Dangerous air pollutants, like ozone (O3) and nitrogen dioxide (NO2), pose major health risks. Technological advancements in low-cost gas sensors equipped with deep learning algorithms enable monitoring of such gases on a large scale. In our application, O3 and NO2 concentrations are predicted using a Gated Recurrent Unit (GRU) neural network. However, when using neural networks, there comes a challenge to make particular predictions interpretable for humans. Our research aims to address this difficulty by adopting two explainable artificial intelligence (XAI) methodologies for gas sensors to understand the reasoning behind a model’s predictions while also facilitating the characterization of sensor behavior.
The first technique quantifies the contribution of each input feature to the predictions using the Shapley Additive Explanations (SHAP) method. The features with the highest scores are considered the most important and vice-versa. Our analysis aided in dropping off the features with low scores from the model, resulting in less memory and computation resources, thus, making the model more energy efficient. It also helped enhance the quality of our sensor material. i.e., one of our core features initially scored low, indicating that the corresponding sensor’s material was under scrutiny; finally, after material improvements, that feature became one of the most impactful features.
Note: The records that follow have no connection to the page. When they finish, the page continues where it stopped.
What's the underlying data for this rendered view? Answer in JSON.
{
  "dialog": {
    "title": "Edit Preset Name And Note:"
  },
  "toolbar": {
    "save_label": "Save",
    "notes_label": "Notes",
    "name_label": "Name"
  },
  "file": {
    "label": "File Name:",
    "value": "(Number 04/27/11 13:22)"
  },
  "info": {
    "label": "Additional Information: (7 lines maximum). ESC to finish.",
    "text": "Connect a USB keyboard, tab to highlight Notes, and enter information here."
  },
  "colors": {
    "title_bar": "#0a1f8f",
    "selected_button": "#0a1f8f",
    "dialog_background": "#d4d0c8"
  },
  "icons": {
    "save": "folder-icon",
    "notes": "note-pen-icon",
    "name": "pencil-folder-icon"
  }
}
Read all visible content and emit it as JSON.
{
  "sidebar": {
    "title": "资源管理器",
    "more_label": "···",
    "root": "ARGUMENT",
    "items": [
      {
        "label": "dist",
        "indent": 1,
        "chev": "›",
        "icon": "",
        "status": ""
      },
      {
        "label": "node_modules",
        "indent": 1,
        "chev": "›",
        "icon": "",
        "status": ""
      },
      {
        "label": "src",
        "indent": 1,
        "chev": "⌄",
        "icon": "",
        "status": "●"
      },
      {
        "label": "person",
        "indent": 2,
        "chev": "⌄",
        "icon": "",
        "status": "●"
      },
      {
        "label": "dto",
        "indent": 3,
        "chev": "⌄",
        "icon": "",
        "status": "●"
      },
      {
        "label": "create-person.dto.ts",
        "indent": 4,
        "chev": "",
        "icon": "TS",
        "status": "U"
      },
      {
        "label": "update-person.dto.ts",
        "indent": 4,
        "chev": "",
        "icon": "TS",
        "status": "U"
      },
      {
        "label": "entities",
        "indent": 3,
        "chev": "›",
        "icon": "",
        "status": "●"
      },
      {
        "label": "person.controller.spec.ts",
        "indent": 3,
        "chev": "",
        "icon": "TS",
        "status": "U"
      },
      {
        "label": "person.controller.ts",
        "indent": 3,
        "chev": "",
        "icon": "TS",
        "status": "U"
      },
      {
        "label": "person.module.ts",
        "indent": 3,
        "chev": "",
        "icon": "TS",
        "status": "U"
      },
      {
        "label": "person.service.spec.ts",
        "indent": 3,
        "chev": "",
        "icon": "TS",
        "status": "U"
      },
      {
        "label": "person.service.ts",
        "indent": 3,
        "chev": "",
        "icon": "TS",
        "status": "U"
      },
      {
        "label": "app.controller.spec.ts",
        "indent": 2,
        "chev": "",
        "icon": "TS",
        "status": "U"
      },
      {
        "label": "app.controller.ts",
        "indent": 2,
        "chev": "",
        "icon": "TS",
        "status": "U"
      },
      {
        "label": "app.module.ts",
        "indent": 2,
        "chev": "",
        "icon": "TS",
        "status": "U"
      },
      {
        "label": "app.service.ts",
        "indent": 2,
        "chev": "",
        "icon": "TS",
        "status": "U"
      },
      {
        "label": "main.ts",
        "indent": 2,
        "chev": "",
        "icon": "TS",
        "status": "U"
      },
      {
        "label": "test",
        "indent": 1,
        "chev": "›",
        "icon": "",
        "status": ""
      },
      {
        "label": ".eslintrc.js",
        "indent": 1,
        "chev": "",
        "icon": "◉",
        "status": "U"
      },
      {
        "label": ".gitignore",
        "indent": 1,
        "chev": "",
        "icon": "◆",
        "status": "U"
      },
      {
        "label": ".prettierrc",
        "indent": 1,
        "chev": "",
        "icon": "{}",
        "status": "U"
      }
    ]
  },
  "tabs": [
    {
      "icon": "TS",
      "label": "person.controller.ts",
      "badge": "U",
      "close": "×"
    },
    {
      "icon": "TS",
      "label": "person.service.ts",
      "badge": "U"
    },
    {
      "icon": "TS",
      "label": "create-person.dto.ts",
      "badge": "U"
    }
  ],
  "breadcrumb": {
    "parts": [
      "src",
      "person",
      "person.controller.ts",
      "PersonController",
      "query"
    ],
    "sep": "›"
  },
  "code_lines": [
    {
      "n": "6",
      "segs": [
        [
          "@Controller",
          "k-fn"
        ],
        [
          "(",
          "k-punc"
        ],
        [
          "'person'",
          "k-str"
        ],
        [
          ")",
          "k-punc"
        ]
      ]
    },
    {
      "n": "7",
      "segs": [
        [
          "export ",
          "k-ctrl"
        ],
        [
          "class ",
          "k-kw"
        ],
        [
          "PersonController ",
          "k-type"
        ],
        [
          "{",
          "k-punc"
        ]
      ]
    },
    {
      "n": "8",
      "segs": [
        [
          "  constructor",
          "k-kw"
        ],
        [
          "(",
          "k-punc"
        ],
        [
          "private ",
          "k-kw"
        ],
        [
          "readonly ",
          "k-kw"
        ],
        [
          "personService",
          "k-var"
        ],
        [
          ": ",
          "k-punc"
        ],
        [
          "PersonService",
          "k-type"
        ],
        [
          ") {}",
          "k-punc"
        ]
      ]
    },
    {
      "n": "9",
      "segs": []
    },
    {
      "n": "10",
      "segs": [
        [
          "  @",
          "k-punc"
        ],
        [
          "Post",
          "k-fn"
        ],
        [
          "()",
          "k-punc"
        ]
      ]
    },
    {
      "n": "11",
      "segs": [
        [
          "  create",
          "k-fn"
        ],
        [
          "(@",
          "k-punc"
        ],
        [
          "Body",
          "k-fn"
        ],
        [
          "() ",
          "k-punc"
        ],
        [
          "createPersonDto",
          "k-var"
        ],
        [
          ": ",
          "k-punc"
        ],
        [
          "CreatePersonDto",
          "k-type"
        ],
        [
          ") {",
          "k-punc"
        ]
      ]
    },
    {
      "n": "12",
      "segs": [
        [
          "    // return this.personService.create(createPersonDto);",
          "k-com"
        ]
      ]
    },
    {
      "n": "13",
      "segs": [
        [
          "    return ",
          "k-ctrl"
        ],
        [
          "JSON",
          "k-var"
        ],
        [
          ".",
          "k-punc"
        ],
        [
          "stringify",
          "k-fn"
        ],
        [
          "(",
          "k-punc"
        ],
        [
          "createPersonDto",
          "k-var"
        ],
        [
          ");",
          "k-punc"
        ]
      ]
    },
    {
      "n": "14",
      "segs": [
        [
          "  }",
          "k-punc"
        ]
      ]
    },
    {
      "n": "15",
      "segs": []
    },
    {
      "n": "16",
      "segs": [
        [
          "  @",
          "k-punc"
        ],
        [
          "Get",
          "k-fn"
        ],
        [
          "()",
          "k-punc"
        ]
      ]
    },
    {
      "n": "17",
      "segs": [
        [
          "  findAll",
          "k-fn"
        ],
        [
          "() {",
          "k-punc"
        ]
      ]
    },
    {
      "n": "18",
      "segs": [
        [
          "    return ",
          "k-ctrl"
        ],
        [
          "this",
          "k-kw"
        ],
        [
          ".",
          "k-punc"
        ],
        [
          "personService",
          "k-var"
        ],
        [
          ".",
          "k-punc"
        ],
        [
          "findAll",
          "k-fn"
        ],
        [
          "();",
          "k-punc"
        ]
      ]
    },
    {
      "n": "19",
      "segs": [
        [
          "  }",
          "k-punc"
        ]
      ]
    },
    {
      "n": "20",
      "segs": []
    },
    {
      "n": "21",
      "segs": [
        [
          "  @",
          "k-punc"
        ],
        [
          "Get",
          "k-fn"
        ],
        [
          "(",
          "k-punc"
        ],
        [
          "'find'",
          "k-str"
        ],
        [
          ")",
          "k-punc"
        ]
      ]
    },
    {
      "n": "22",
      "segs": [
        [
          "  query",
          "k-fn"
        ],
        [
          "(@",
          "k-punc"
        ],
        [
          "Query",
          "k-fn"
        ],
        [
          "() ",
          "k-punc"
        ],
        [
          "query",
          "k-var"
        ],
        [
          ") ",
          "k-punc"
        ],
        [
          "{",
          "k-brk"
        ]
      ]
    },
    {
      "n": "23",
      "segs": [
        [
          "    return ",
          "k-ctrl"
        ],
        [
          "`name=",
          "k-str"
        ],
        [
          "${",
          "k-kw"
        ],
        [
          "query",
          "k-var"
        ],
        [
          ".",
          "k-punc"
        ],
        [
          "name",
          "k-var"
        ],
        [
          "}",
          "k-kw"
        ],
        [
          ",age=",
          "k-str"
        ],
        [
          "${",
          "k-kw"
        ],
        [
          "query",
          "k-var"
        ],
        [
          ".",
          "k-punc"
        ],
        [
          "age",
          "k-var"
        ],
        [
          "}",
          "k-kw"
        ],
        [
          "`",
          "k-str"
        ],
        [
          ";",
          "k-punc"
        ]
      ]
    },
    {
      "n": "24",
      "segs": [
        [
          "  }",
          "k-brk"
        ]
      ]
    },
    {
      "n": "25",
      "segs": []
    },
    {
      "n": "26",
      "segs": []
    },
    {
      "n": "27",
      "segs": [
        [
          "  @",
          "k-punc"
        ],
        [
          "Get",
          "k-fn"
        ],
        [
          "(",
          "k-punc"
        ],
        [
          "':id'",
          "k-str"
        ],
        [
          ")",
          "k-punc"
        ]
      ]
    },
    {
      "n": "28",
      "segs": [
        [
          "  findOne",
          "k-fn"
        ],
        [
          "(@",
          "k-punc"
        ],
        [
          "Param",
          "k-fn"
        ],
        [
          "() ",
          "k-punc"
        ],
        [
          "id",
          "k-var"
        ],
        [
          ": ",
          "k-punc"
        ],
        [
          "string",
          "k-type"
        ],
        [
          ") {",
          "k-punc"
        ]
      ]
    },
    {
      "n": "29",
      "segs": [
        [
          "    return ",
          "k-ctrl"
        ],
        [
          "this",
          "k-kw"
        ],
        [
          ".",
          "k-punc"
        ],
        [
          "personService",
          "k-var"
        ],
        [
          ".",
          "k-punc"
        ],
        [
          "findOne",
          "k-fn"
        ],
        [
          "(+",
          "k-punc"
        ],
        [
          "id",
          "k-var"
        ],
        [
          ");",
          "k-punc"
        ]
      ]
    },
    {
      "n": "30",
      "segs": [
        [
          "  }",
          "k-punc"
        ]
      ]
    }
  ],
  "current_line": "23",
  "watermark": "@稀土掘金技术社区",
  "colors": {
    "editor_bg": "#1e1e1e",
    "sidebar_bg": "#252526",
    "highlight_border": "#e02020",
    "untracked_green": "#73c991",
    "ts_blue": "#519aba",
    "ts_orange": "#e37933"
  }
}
The second approach, network dissection, tries to explain the inner-working of the network by examining the hidden state activations of each GRU unit to comprehend certain (unexpected) predictions. Our analysis demonstrated which GRU units respond to O3 and which to NO2. It also showed that for higher O3 concentrations, NO2 is masked by O3, which is also consistent with the underlying physics of the sensing material. Understanding the behavior of the dissected blocks of a neural network also helps choose an optimal number of hyperparameters for a leaner and more robust model.